Richemont, the owner of Cartier and Montblanc, destroyed an astonishing $563 million worth of watches over just two years to prevent them from being sold at a discount, as reported by Vox. The deliberate destruction of perfectly functional luxury items represents not only a significant financial loss but also a profound ethical challenge.
Luxury brands destroy vast quantities of unsold inventory to maintain brand value, but this practice now undermines their financial stability and public trust. The pursuit of artificial scarcity through such destructive means faces escalating scrutiny.
Based on declining market performance and increasing regulatory pressure, luxury brands that fail to adapt their production and waste management strategies will likely face significant financial and reputational damage.
Burberry similarly incinerated over $36 million worth of unsold products in the year prior to July 2018, according to Forbes, to prevent them from entering discount channels. Such widespread destruction of valuable goods reveals a systemic issue of overproduction and a profound disregard for environmental impact, now facing direct legal challenge.
The Hidden Cost of Exclusivity
Luxury brands often destroy unsold inventory to maintain brand value and prevent discounting, a strategy detailed by YourStory. While intended to preserve exclusivity, this approach increasingly incurs escalating financial and ethical costs.
The Fashion Transparency Index 2022 found that 88% of major fashion brands do not disclose their production volumes, according to Mondaq. This lack of transparency conceals the true scale of waste and the widespread nature of inventory destruction, indicating a pervasive industry practice beyond isolated incidents.
H&M burned 60 tons of new and unsold clothes in 2017, as reported by Vox, proving this practice extends beyond ultra-luxury segments to broader fashion retail. The widespread, undisclosed nature of inventory destruction reveals a systemic industry practice prioritizing artificial scarcity and brand image over sustainability and accountability.
The Shifting Sands of Luxury Demand
Spending on luxury goods in the US fell 14% in October compared to the same period in 2023, according to luxus-plus. This decline marks a broader market shift, challenging the efficacy of traditional luxury strategies.
Bain estimates that luxury sector growth in 2024 will be half that recorded in 2023, also reported by luxus-plus. This slowdown contradicts the perceived stability inventory destruction aims to protect, exposing a weakening market despite efforts to control supply.
While brands claim to protect value, declining market performance demonstrates their current strategies are unsustainable and contribute to financial woes. The plummeting share prices of major luxury players and a 14% drop in US luxury spending confirm that the industry's long-held strategy of artificial scarcity through destruction fails to protect brand value. Instead, it exposes them to both financial and reputational risk. The luxury sector's reliance on artificial scarcity, exemplified by Richemont's $563 million inventory destruction, proves a financial black hole, actively eroding shareholder value across LVMH, Kering, and Burberry.

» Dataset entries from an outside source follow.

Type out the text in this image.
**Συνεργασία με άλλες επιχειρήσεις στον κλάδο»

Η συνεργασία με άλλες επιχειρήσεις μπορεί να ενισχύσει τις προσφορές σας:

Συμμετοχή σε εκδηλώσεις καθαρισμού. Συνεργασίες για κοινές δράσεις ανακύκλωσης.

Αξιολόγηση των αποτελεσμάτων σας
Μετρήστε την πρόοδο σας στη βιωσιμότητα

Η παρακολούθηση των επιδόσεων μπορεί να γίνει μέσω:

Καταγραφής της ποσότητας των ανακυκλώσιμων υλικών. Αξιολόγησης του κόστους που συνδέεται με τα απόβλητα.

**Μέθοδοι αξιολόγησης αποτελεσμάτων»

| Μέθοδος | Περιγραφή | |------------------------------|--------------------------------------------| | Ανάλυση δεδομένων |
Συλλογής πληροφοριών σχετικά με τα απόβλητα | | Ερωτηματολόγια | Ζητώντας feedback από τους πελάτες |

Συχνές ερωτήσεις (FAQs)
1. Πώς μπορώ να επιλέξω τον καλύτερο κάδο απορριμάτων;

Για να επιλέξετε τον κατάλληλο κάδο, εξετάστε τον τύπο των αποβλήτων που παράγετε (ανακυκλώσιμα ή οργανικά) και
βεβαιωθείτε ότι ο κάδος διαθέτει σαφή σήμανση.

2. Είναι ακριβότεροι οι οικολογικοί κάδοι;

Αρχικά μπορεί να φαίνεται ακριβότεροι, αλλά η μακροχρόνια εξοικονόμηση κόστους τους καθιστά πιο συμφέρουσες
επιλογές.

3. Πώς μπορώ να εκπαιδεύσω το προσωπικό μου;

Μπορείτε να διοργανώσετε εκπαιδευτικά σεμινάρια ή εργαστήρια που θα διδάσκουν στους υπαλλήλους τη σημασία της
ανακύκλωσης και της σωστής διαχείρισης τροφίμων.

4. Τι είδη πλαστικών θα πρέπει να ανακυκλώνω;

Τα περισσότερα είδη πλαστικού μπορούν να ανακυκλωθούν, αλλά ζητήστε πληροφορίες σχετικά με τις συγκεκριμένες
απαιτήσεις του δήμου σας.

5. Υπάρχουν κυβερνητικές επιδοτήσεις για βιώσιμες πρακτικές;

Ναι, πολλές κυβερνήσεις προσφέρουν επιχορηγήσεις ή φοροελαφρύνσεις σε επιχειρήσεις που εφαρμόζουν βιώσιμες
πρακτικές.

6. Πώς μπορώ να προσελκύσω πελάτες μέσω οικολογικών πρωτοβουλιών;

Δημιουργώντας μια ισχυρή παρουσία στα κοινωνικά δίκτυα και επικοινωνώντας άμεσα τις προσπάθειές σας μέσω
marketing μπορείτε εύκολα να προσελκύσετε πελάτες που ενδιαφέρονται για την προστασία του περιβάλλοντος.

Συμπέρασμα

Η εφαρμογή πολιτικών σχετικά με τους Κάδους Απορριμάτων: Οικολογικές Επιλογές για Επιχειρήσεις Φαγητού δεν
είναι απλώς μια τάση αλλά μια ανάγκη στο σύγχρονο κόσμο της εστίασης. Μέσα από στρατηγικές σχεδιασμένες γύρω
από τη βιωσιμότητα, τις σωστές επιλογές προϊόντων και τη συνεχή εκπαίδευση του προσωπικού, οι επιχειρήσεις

The Consumer's Role in the Waste Cycle
An average person in the United States buys about 68 garments per year, according to Vox. This high consumption rate fuels the overall volume of goods produced, exacerbating the challenge of managing unsold inventory.

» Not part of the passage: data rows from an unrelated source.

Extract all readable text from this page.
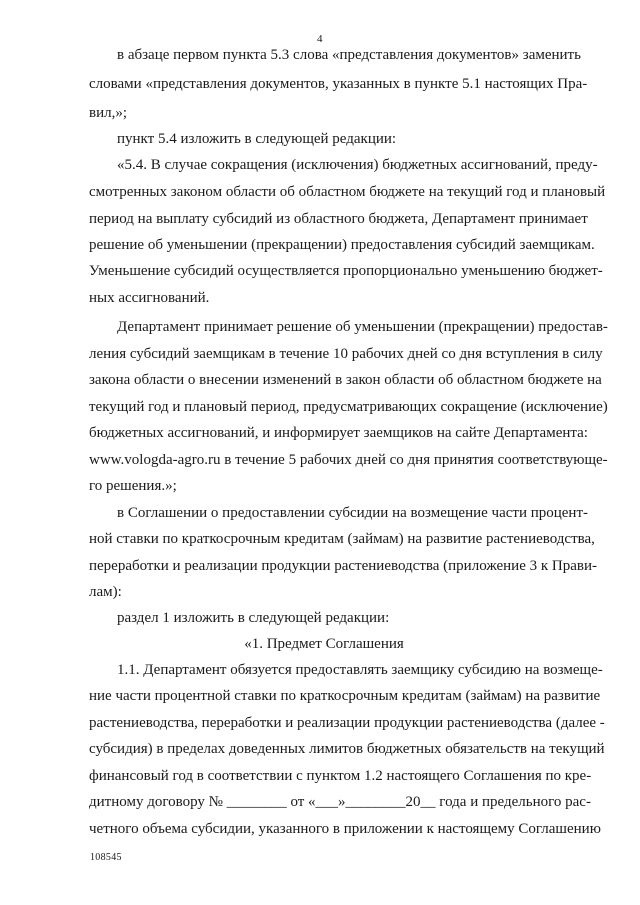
4
в абзаце первом пункта 5.3 слова «представления документов» заменить
словами «представления документов, указанных в пункте 5.1 настоящих Пра-
вил,»;
пункт 5.4 изложить в следующей редакции:
«5.4. В случае сокращения (исключения) бюджетных ассигнований, преду-
смотренных законом области об областном бюджете на текущий год и плановый
период на выплату субсидий из областного бюджета, Департамент принимает
решение об уменьшении (прекращении) предоставления субсидий заемщикам.
Уменьшение субсидий осуществляется пропорционально уменьшению бюджет-
ных ассигнований.
Департамент принимает решение об уменьшении (прекращении) предостав-
ления субсидий заемщикам в течение 10 рабочих дней со дня вступления в силу
закона области о внесении изменений в закон области об областном бюджете на
текущий год и плановый период, предусматривающих сокращение (исключение)
бюджетных ассигнований, и информирует заемщиков на сайте Департамента:
www.vologda-agro.ru в течение 5 рабочих дней со дня принятия соответствующе-
го решения.»;
в Соглашении о предоставлении субсидии на возмещение части процент-
ной ставки по краткосрочным кредитам (займам) на развитие растениеводства,
переработки и реализации продукции растениеводства (приложение 3 к Прави-
лам):
раздел 1 изложить в следующей редакции:
«1. Предмет Соглашения
1.1. Департамент обязуется предоставлять заемщику субсидию на возмеще-
ние части процентной ставки по краткосрочным кредитам (займам) на развитие
растениеводства, переработки и реализации продукции растениеводства (далее -
субсидия) в пределах доведенных лимитов бюджетных обязательств на текущий
финансовый год в соответствии с пунктом 1.2 настоящего Соглашения по кре-
дитному договору № ________ от «___»________20__ года и предельного рас-
четного объема субсидии, указанного в приложении к настоящему Соглашению
108545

Polyester accounts for about 60 percent of the total fiber market, as reported by Vox. The prevalence of synthetic materials in fashion impacts the environmental footprint of waste, whether items are destroyed by brands or discarded by consumers.
The sheer volume of consumer demand, coupled with the prevalence of synthetic materials, creates a cycle of overproduction that ultimately leads to waste, whether destroyed by brands or discarded by consumers. This systemic issue extends beyond brand practices to the broader consumption patterns that fuel the industry's manufacturing output.
A Future Beyond Incineration
Share prices for LVMH, Kering, and Burberry have fallen by 12%, 23%, and 33% respectively since the beginning of August 2023, according to luxus-plus. This market reaction confirms investor concern over current industry practices and their long-term financial viability.
Shares in e-commerce operator Farfetch have plummeted by 90%, as reported by luxus-plus. The 90% collapse of Farfetch shares underscores the severe market downturn for companies tied to luxury retail, demanding a broader reevaluation of industry models.
The European Union has banned the destruction of unsold clothing, a measure that could significantly impact supply chains, according to The Asset. This regulatory shift, coupled with significant market downturns, marks a critical turning point. It forces luxury brands to rethink their entire supply chain and embrace sustainable models, or risk further public and financial backlash. Brands continuing to hide production volumes, like the 88% identified by the Fashion Transparency Index 2022, will face escalating public and regulatory pressure. Consumers now demand accountability for the environmental and ethical costs of inventory destruction. The 14% drop in US luxury spending in October 2023 signals a fundamental shift in perception: exclusivity's perceived value no longer outweighs the ethical and environmental costs of brand practices like incineration.
By Q3 2024, major luxury conglomerates like LVMH will face continued pressure to disclose production volumes and implement circular economy initiatives, driven by both consumer demand and emerging global regulations.